Dante Alighieri is considered one of the finest poets Italy ever produced, one of the greatest poets of world literature and the “Father of the Italian language”.

Dante Alighieri

Dante Alighieri was born around 1265 in Florence, Italy. He was the son of Alaghiero and Bella, who died when he was about ten years old.

At the age of 12, he was promised in marriage to Gemma di Manetto Donati. The two were married at some point and had at least three children. However, he claimed to meet and fall in love with Beatrice Portinari at first sight. He wrote several poems to Beatrice, but none to Gemma.

By all accounts, Dante never knew Beatrice well and his feelings are the asis for courtly love. He often depicts her in his writings as semi-divine.

He entered the Physicians’ and Apothecaries’ Guild and made various speeches.

He became embroiled in the Guelph–Ghibelline conflict and fought in the 1289 Battle of Campaldino.

Dante Alighieri in Verona by Antonio Cotti

He became a pharmacist and obtained admission in the Apothecaries’ Guild. He also continued as a politician, but accomplished little.

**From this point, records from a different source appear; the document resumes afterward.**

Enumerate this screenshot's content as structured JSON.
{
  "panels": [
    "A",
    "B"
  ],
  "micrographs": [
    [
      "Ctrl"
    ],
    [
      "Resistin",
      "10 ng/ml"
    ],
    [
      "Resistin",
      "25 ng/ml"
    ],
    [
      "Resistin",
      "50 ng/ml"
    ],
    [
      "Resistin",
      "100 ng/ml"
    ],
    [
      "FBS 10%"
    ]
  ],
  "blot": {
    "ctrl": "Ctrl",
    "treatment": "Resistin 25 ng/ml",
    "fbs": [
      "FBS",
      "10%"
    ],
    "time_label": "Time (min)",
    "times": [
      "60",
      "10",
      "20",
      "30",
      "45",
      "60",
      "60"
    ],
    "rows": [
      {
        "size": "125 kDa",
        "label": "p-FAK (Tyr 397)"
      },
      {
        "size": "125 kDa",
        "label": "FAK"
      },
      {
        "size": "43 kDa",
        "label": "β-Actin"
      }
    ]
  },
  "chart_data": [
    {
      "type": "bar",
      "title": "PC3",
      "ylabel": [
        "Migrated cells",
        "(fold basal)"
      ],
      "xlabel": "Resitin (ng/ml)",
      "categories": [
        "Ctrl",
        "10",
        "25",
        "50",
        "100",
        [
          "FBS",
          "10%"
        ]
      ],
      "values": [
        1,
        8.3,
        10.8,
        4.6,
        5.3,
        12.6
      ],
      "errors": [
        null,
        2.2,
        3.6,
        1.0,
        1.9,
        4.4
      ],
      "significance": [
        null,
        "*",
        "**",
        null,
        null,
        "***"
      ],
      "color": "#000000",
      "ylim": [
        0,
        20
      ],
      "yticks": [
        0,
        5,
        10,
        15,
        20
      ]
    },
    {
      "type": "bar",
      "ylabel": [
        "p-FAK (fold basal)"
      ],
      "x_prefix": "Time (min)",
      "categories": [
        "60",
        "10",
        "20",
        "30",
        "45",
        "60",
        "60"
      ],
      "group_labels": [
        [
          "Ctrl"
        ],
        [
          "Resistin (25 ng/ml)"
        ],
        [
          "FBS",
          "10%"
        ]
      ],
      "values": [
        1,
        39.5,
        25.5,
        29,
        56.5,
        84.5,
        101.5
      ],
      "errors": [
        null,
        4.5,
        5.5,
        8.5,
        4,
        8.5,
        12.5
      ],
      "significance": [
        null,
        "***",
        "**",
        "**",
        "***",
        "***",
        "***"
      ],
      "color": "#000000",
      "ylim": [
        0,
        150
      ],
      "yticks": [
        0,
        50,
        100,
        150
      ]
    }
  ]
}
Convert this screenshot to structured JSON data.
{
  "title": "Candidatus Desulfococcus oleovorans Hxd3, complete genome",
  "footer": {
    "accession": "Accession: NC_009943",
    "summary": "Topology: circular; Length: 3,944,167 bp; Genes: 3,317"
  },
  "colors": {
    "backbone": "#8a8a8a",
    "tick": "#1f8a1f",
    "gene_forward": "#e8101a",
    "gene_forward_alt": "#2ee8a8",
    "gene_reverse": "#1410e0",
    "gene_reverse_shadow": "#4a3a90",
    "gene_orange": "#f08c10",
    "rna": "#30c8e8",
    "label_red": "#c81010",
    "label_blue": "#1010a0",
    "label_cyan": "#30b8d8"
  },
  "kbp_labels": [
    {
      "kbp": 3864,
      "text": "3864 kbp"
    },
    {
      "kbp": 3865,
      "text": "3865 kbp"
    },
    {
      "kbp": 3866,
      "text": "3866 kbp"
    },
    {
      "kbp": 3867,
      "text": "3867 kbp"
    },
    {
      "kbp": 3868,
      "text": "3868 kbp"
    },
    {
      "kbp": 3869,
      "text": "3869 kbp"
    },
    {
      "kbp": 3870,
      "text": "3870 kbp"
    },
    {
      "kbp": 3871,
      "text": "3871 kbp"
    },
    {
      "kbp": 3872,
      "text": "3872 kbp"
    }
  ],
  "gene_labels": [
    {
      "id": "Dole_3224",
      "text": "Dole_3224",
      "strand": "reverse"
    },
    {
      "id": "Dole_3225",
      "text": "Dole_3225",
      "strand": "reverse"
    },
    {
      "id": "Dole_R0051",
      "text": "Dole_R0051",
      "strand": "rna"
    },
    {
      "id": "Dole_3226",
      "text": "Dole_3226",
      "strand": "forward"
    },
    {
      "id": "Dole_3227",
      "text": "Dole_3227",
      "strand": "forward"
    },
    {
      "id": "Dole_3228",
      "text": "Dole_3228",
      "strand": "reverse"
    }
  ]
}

Beatrice Portinari died in 1290 marking a turning point in Dante’s life. He inspired to Christian devotion and poetry. He wrote Vita Nuova {The New Life} to commemorate her death.

Dante was sent as a delegate to bring peace to the military conflict. The other delegates were quickly dismissed by Pope Boniface, but Dante was asked to remain.

Charles of Valois entered Rome and considered him an absconded, ordering him to pay a fine, which he refused believing he had done nothing wrong. He was exiled from Florence and if he returned without paying the fine, would have been burned at the stake.

He grew disgusted with the fighting and went to Verona. He later settled in Lucca and may have visited other areas.

His command of philosophy and literary interest deepened while in exile.

Dante Alighieri

At some point during his exile, he conceived the Comedy. The first part, the Inferno was published by 1317.

Dante’s Divine Comedy describes his journey through Hell, Purgatory and Paradise. The work soon became a cornerstone of the Italian literary language. This work is described as a “great work of medieval literature…and a philosophical Christian vision of mankind’s eternal fate.”

He was one of the first to break free of traditional publishing methods in the Roman Catholic Western Europe.

He died on September 13 or 14, 1321 in Ravenna, Papal.